The Geneva-based independent watchmaker François-Paul Journe came to the same conclusion in November 2016, when he announced the F.P. Journe Patrimoine service, allowing buyers to purchase timepieces from collections that are no longer in production. The brand restores the watches as new and sells them again, complete with a three-year warranty.

The British watchmaker Bremont experimented with a similar concept in May, when it teamed with the pre-owned watch e-tailer Crown & Caliber for what they called a first-of-its-kind pilot program.
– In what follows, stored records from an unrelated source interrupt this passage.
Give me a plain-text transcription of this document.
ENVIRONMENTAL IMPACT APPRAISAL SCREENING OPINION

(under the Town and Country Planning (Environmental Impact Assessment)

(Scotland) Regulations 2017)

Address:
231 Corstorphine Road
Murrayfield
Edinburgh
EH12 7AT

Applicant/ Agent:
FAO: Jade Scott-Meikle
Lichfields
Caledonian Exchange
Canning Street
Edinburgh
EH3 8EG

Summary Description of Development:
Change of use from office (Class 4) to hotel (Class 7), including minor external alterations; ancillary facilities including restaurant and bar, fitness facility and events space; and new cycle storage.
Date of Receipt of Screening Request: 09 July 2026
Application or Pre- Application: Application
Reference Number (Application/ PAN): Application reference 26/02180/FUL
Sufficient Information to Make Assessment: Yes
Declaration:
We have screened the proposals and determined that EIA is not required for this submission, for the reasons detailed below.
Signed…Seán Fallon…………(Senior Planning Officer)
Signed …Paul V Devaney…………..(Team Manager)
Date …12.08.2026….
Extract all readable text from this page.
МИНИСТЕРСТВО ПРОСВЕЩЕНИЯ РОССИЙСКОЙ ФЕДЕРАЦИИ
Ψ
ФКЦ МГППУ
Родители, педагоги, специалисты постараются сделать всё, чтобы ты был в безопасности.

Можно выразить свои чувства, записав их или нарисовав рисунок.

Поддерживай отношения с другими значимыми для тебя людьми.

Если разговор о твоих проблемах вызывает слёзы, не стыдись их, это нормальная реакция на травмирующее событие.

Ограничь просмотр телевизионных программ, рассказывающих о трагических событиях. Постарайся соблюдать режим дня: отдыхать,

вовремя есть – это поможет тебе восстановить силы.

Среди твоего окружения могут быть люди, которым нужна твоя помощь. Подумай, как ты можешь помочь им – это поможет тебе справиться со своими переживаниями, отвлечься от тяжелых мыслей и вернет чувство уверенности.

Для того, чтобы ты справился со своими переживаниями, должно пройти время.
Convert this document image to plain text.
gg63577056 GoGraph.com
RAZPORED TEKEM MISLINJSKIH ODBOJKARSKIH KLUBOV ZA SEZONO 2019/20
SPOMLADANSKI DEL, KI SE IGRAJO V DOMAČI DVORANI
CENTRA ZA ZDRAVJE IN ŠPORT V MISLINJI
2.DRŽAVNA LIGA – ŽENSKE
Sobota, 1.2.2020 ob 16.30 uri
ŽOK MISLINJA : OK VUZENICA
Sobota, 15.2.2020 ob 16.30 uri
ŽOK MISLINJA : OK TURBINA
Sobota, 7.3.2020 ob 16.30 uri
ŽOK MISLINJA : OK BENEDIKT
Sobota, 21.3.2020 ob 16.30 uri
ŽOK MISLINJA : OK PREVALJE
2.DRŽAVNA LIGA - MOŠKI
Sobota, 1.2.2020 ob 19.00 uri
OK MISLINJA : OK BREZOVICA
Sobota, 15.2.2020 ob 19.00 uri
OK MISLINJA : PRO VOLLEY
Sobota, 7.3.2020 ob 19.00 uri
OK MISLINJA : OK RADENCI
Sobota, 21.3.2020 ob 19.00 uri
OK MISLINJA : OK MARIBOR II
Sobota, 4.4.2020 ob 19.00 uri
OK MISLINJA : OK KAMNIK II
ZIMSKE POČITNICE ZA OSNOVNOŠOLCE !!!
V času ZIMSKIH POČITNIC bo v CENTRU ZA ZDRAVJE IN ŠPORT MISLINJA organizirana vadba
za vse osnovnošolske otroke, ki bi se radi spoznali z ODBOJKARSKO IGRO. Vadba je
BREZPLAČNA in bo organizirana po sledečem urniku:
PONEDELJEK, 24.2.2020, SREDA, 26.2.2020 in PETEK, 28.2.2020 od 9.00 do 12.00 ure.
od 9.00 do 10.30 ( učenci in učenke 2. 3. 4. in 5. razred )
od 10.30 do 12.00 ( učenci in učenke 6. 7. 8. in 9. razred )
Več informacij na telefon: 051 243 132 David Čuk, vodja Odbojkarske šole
For a month, consumers could use the website to exchange any of their timepieces, regardless of brand, for cash or for a store credit at the Bremont boutique in New York.

“It came about because a lot of people are trading our limited editions,” said Giles English, co-founder of Bremont. “Ideally, they’d like to go into our boutique and buy a secondhand watch. So we talked to Crown & Caliber about formalizing something.”

Although the trial was a success, Mr. English said, it was just a test as the obstacles to a permanent secondhand business are considerable. “Everyone is walking on eggshells because they don’t want to upset their retail chain,” he said.

An even thornier issue, especially for brands guilty of overproducing inventory, is resolving their watches’ poor performance in secondary channels.

As Mr. Bacs said, “The absolute bitter truth is that some watches are selling above retail and some are selling at a fraction of retail — maybe 20 percent of the retail price — after five years. No manufacturer wants to tell that to its owner.

“The fact that for 20 years we have all talked about it and nobody has yet found a solution means it’s tricky,” he said of the secondary market. “If a brand gets it right in today’s market, meaning they don’t lose money, they have revolutionized the landscape.”